Fauci described the Zika vector, Aedes aegypti, as “more resilient” than the Culex mosquito that transmits West Nile virus. “It bites day and night, it bites indoors and outdoors, it lives in homes as opposed to just being outside,” Fauci said. “So the challenge to contain Aedes aegypti is much more important and difficult.”

Republicans in Congress have proposed spending smaller amounts of money, and some have suggested using money that was set aside to combat Ebola.

But Fauci says that's short-sighted.

“I think there's a misperception that we are finished with Ebola,” he said. “It's important we don't take our eye off the ball with Ebola, because Ebola is not over. It had an explosive outbreak in West Africa in 2014 and 2015 and as recently as a few weeks ago we still see occasional cases and little pockets of outbreaks that occur.”

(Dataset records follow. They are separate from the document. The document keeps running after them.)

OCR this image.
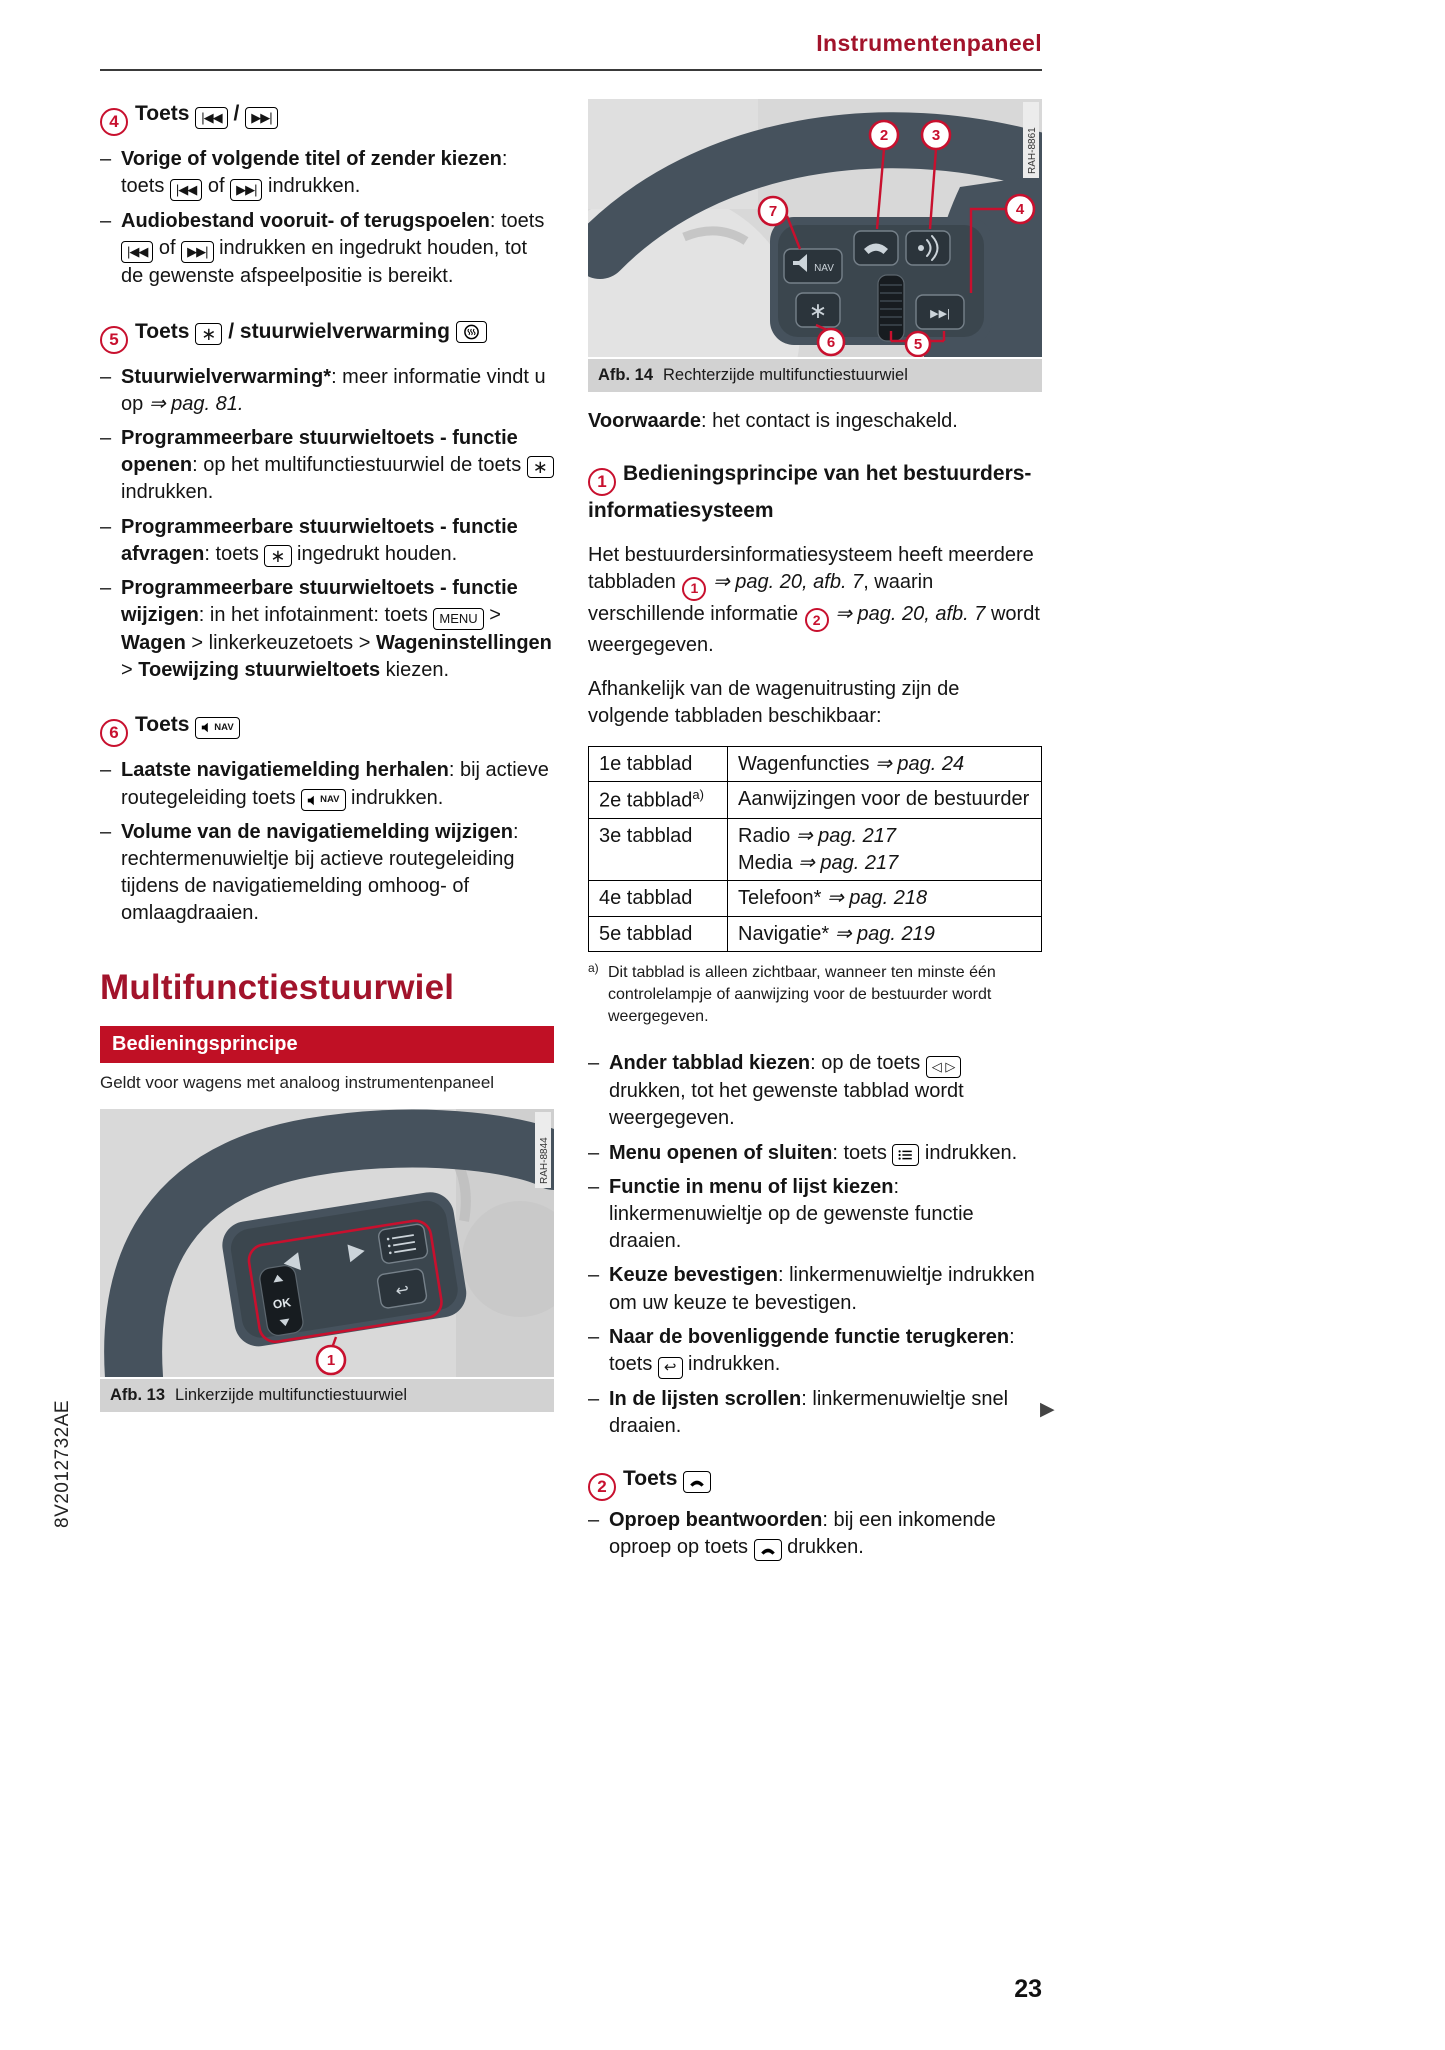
8V2012732AE
Instrumentenpaneel
4 Toets |◀◀ / ▶▶|
– Vorige of volgende titel of zender kiezen: toets |◀◀ of ▶▶| indrukken.
– Audiobestand vooruit- of terugspoelen: toets
|◀◀ of ▶▶| indrukken en ingedrukt houden, tot de gewenste afspeelpositie is bereikt.
5 Toets ∗ / stuurwielverwarming
– Stuurwielverwarming*: meer informatie vindt u op ⇒ pag. 81.
– Programmeerbare stuurwieltoets - functie openen: op het multifunctiestuurwiel de toets ∗
indrukken.
– Programmeerbare stuurwieltoets - functie afvragen: toets ∗ ingedrukt houden.
– Programmeerbare stuurwieltoets - functie wijzigen: in het infotainment: toets MENU > Wagen > linkerkeuzetoets > Wageninstellingen > Toewijzing stuurwieltoets kiezen.
6 Toets	NAV
– Laatste navigatiemelding herhalen: bij actieve routegeleiding toets NAV indrukken.
– Volume van de navigatiemelding wijzigen: rechtermenuwieltje bij actieve routegeleiding tijdens de navigatiemelding omhoog- of omlaagdraaien.
Multifunctiestuurwiel
Bedieningsprincipe
Geldt voor wagens met analoog instrumentenpaneel
OK
↩
1
RAH-8844
Afb. 13 Linkerzijde multifunctiestuurwiel
NAV
∗	▶▶|
2	3
4
7
6	5
RAH-8861
Afb. 14 Rechterzijde multifunctiestuurwiel

Voorwaarde: het contact is ingeschakeld.

1 Bedieningsprincipe van het bestuurders-informatiesysteem

Het bestuurdersinformatiesysteem heeft meerdere tabbladen 1 ⇒ pag. 20, afb. 7, waarin verschillende informatie 2 ⇒ pag. 20, afb. 7 wordt weergegeven.

Afhankelijk van de wagenuitrusting zijn de volgende tabbladen beschikbaar:

1e tabblad	Wagenfuncties ⇒ pag. 24
2e tabblad$^{a)}$	Aanwijzingen voor de bestuurder
3e tabblad	Radio ⇒ pag. 217
Media ⇒ pag. 217

4e tabblad	Telefoon* ⇒ pag. 218
5e tabblad	Navigatie* ⇒ pag. 219
a) Dit tabblad is alleen zichtbaar, wanneer ten minste één controlelampje of aanwijzing voor de bestuurder wordt weergegeven.
– Ander tabblad kiezen: op de toets ◁ ▷
drukken, tot het gewenste tabblad wordt weergegeven.
– Menu openen of sluiten: toets
indrukken.
– Functie in menu of lijst kiezen: linkermenuwieltje op de gewenste functie draaien.
– Keuze bevestigen: linkermenuwieltje indrukken om uw keuze te bevestigen.
– Naar de bovenliggende functie terugkeren: toets ↩ indrukken.
– In de lijsten scrollen: linkermenuwieltje snel draaien.
2 Toets
– Oproep beantwoorden: bij een inkomende oproep op toets
drukken.
▶
23
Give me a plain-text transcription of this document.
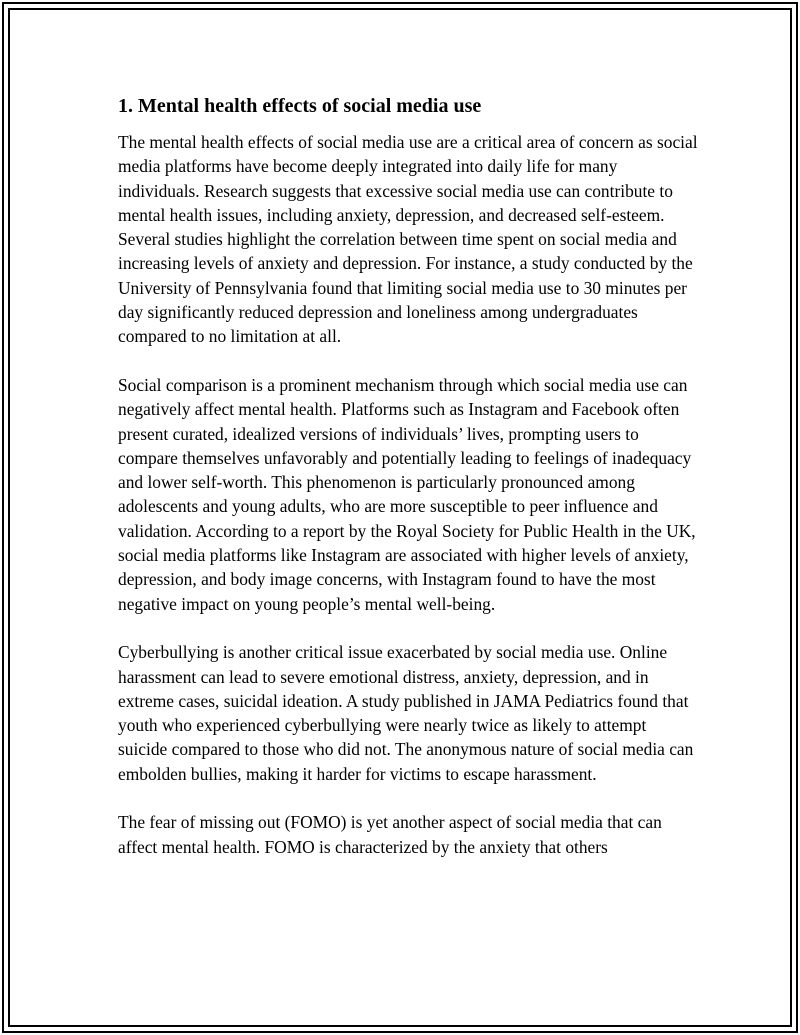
1. Mental health effects of social media use

The mental health effects of social media use are a critical area of concern as social media platforms have become deeply integrated into daily life for many individuals. Research suggests that excessive social media use can contribute to mental health issues, including anxiety, depression, and decreased self-esteem. Several studies highlight the correlation between time spent on social media and increasing levels of anxiety and depression. For instance, a study conducted by the University of Pennsylvania found that limiting social media use to 30 minutes per day significantly reduced depression and loneliness among undergraduates compared to no limitation at all.

Social comparison is a prominent mechanism through which social media use can negatively affect mental health. Platforms such as Instagram and Facebook often present curated, idealized versions of individuals’ lives, prompting users to compare themselves unfavorably and potentially leading to feelings of inadequacy and lower self-worth. This phenomenon is particularly pronounced among adolescents and young adults, who are more susceptible to peer influence and validation. According to a report by the Royal Society for Public Health in the UK, social media platforms like Instagram are associated with higher levels of anxiety, depression, and body image concerns, with Instagram found to have the most negative impact on young people’s mental well-being.

Cyberbullying is another critical issue exacerbated by social media use. Online harassment can lead to severe emotional distress, anxiety, depression, and in extreme cases, suicidal ideation. A study published in JAMA Pediatrics found that youth who experienced cyberbullying were nearly twice as likely to attempt suicide compared to those who did not. The anonymous nature of social media can embolden bullies, making it harder for victims to escape harassment.

The fear of missing out (FOMO) is yet another aspect of social media that can affect mental health. FOMO is characterized by the anxiety that others
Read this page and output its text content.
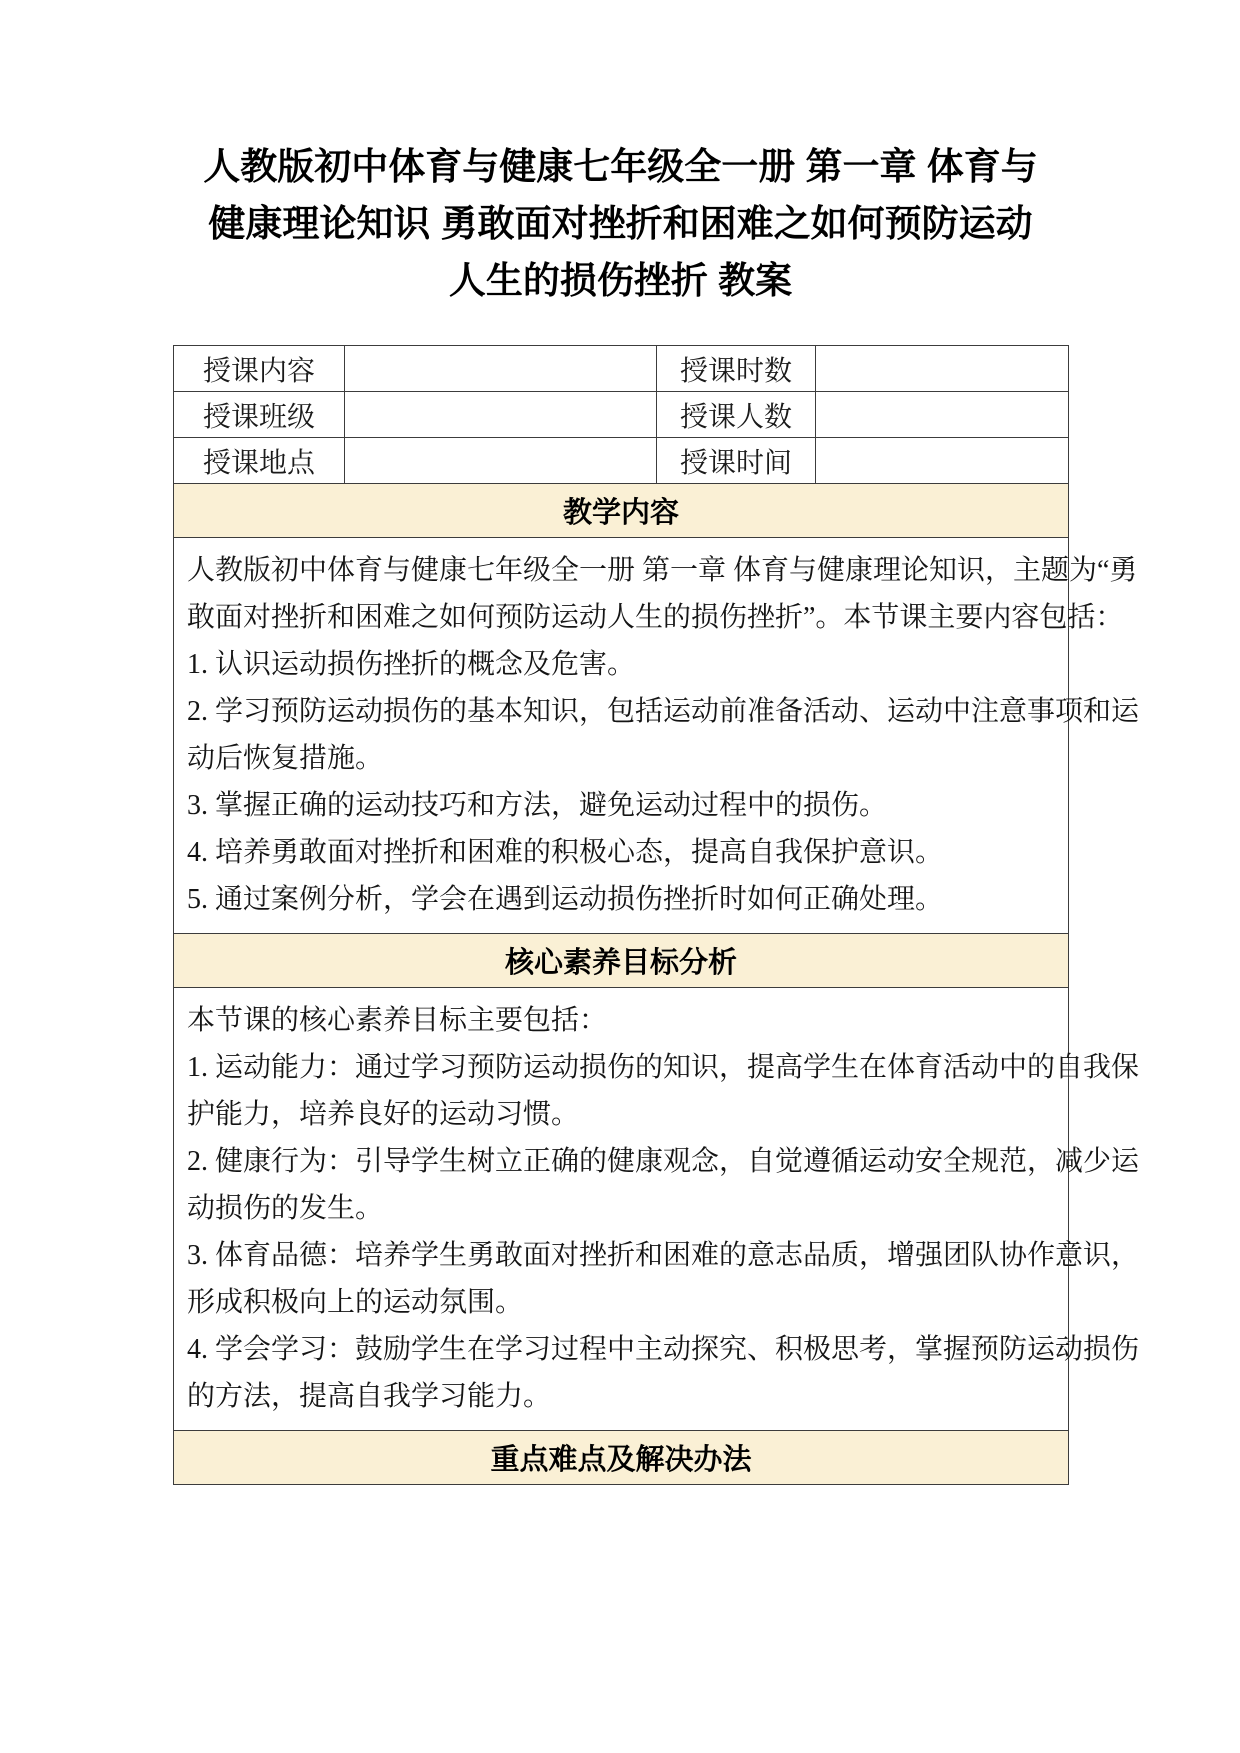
人教版初中体育与健康七年级全一册 第一章 体育与
健康理论知识 勇敢面对挫折和困难之如何预防运动
人生的损伤挫折 教案
授课内容		授课时数	
授课班级		授课人数	
授课地点		授课时间	
教学内容			

人教版初中体育与健康七年级全一册 第一章 体育与健康理论知识，主题为“勇
敢面对挫折和困难之如何预防运动人生的损伤挫折”。本节课主要内容包括：
1. 认识运动损伤挫折的概念及危害。
2. 学习预防运动损伤的基本知识，包括运动前准备活动、运动中注意事项和运
动后恢复措施。
3. 掌握正确的运动技巧和方法，避免运动过程中的损伤。
4. 培养勇敢面对挫折和困难的积极心态，提高自我保护意识。
5. 通过案例分析，学会在遇到运动损伤挫折时如何正确处理。

核心素养目标分析			

本节课的核心素养目标主要包括：
1. 运动能力：通过学习预防运动损伤的知识，提高学生在体育活动中的自我保
护能力，培养良好的运动习惯。
2. 健康行为：引导学生树立正确的健康观念，自觉遵循运动安全规范，减少运
动损伤的发生。
3. 体育品德：培养学生勇敢面对挫折和困难的意志品质，增强团队协作意识，
形成积极向上的运动氛围。
4. 学会学习：鼓励学生在学习过程中主动探究、积极思考，掌握预防运动损伤
的方法，提高自我学习能力。

重点难点及解决办法			
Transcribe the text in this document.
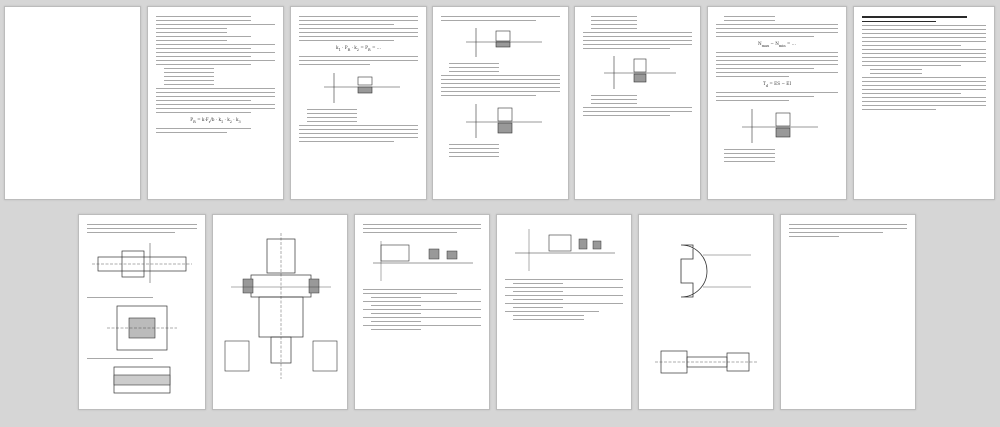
$P_R = k\cdot F_r/b \cdot k_1 \cdot k_2 \cdot k_3$
$k_1 \cdot P_R \cdot k_2 = P_R$ = …
$N_{max} - N_{min}$ = …
$T_d$ = ES − EI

The NIH is drawing down the Ebola funding to work on a vaccine and study people who have survived, Fauci explained, while the CDC and USAID are still working to build health infrastructure in West African countries, so a future Ebola outbreak won't reach epidemic proportions.

Because of the delay in Congress, Fauci has had to shift $20 million away from NIH programs focused on malaria, tuberculosis and the flu.

Similarly, the CDC has clawed back $44 million that it was going to distribute to state and local health departments, for emergency preparedness. It will use that money for Zika, while it waits to see what Congress does.